Racial justice organizations are a relatively new phenomenon in Vermont: Moore doesn’t remember any from her childhood. Without this institutional history, Moore said the NAACP in Vermont acts less like the establishment it is in other parts of the United States, and more like the grassroots organization it was during the Civil Rights Movement.

“The ability to make an impact to change things on a state level, the ability to ripple through the fabric of our state and our culture here, is so much more than in Syracuse,” she said.

The other major difference: the organization is, unsurprisingly, much whiter here. When she started the Rutland branch, Moore said she had to do a lot of work to educate white people and let them know they didn’t have to be black to join.

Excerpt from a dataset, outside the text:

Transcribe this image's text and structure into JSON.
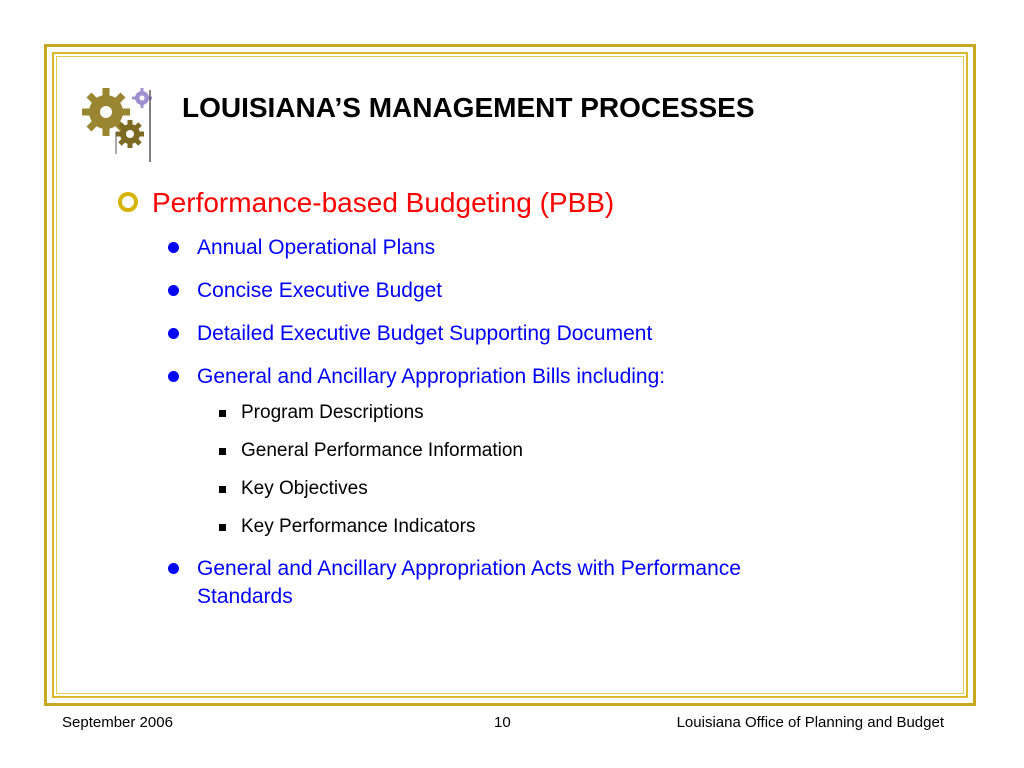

“People don’t understand and don’t realize that the NAACP was founded in 1909 … by a multiracial group of people,” she said. “Ultimately, white people will end white supremacy if it is to end peacefully. They have to start dismantling the system while we build up systems that are more equitable and representative and accepting and loving of diverse populations.”

Building up those new, more inclusive systems, though, is tiring work. Moore said whenever she gets together with other people of color in Vermont, they all ask one another how much longer they’ll stay. Moore takes twice-annual trips away to somewhere with a majority non-white population to reset and recharge.

“You can’t be in it all the time,” she said.

Moore is still energized by Vermont and what it offers beneath the complications of white supremacy and racism: The mountains, the small neighborhood where her children can play, the simplicity she learned from her grandparents’ farm.

“It’s about living,” she said.

Elodie Reed is a frequent contributor to Southern Vermont Landscapes.